The point I’m trying to get across is you need to be able to love yourself before anyone else can love. If you’re looking for relationship because you think that is the missing piece that will automatically turn your life around then you don’t understand how a lasting relationship works. If I have a girlfriend I will be happy. This is simply not true. A girl doesn’t want to be tasked with the responsiblity of trying to make your miserable life happy. She wants to be a part of your happy life. Relationships should be viewed as a piece of your life not half of it. Work on improving your own life. Focus on your goals in life, on your career, on bettering yourself as a person. Eventually the opposite sex will take notice.

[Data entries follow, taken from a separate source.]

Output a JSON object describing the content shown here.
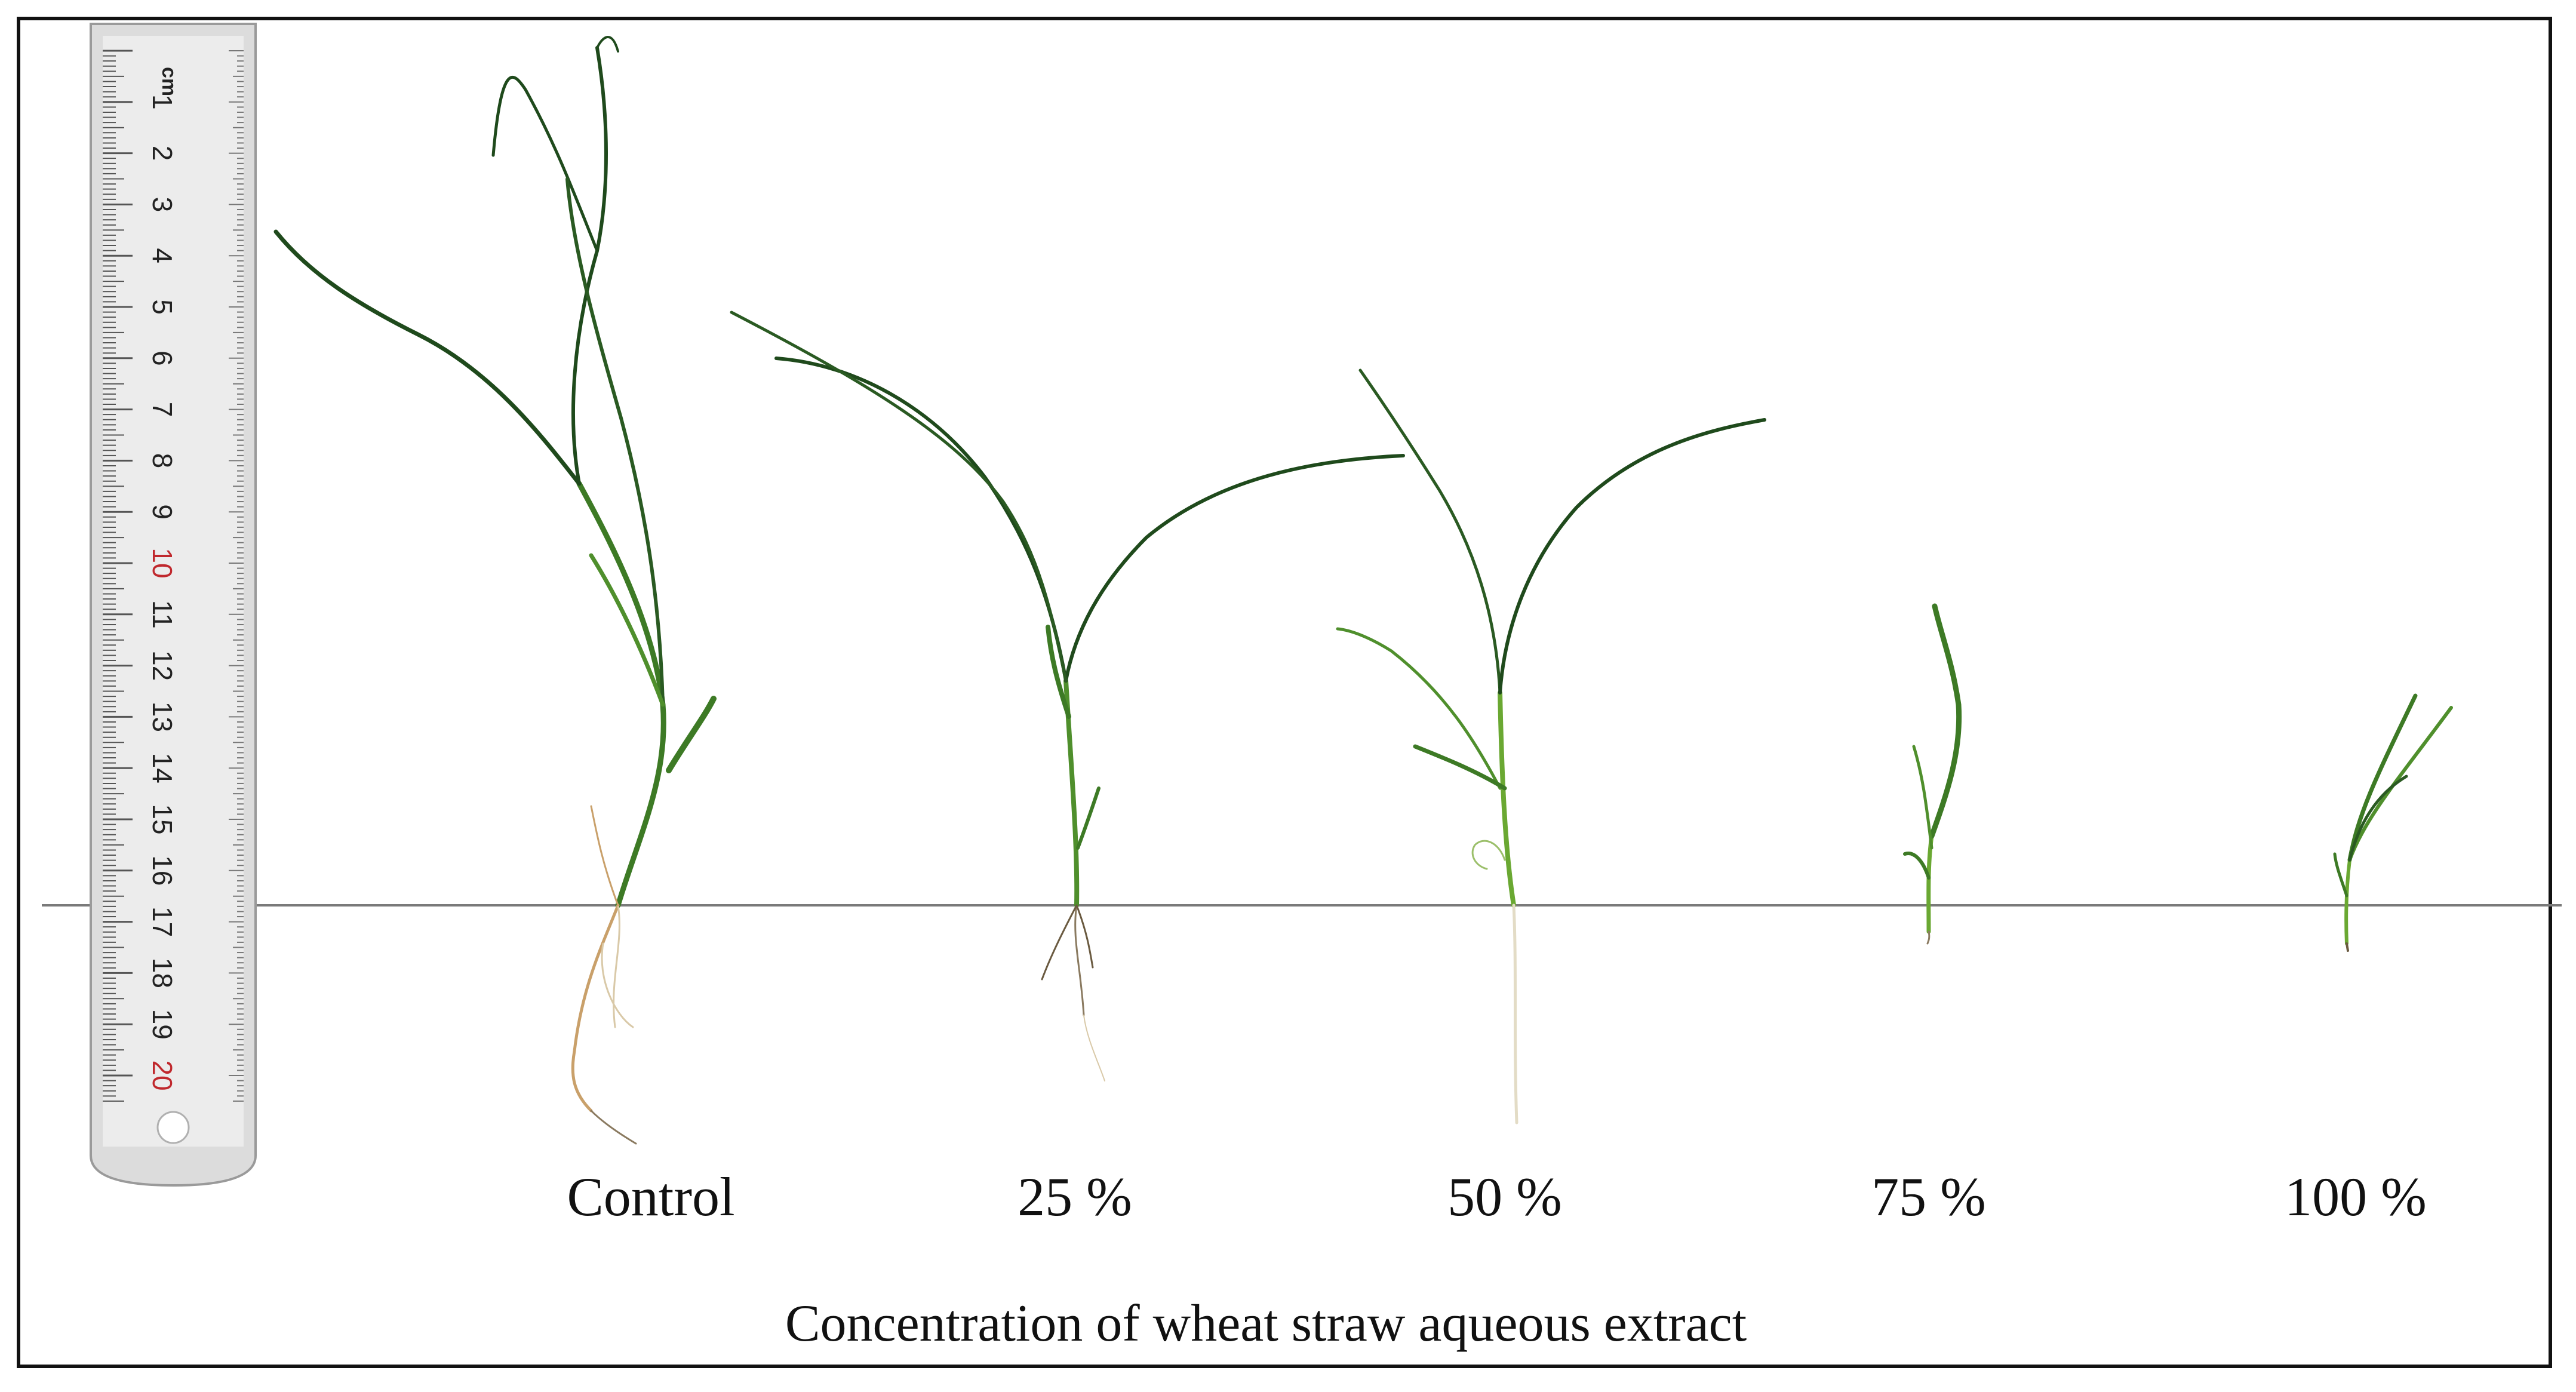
{
  "figure": {
    "title": "Concentration of wheat straw aqueous extract",
    "treatments": [
      "Control",
      "25 %",
      "50 %",
      "75 %",
      "100 %"
    ]
  },
  "ruler": {
    "unit": "cm",
    "numbers": [
      "1",
      "2",
      "3",
      "4",
      "5",
      "6",
      "7",
      "8",
      "9",
      "10",
      "11",
      "12",
      "13",
      "14",
      "15",
      "16",
      "17",
      "18",
      "19",
      "20"
    ],
    "red_numbers": [
      "10",
      "20"
    ]
  },
  "colors": {
    "leaf_dark": "#1f4a1c",
    "leaf_mid": "#3d7a25",
    "leaf_light": "#6aa832",
    "root": "#c9a06a",
    "root_pale": "#d9c9a8",
    "baseline": "#7a7a7a"
  }
}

As soon as I discovered this I started noticing it was everywhere around me. From what I’ve observe the people in the most successful relationships both have goals, hobbies, and aspirations that are separate from their significant others. The people whose only goal in life is to get married before their friends are typically seen on Facebook writing about how their boyfriend/girlfriend is the greatest in the world. I’ve also noticed that boyfriend/girlfriend seems to change every month. The people in successful relationships? Barely post anything. They realise that they don’t need to tell the world they love each other. They already know they love each other. They don’t need confirmation or reaffirmation from their peers that they are in love.
I think we get it.
I’m not trying to bash people. It’s just my simple observation of what I see in my life. Life is a journey. There are other important things in life besides being in a relationship. It’s not the end all to life and it certainly doesn’t equate to happiness. Just look at the divorce rates. Don’t invite me to the wedding. Invite me to the 50th Anniversary. I want to see the couple that put the work in to maintain the relationship. Everybody can get married. It doesn’t take skill. It just takes a drunken night in Vegas. I hope this will help out some people who are feeling a little lonely today.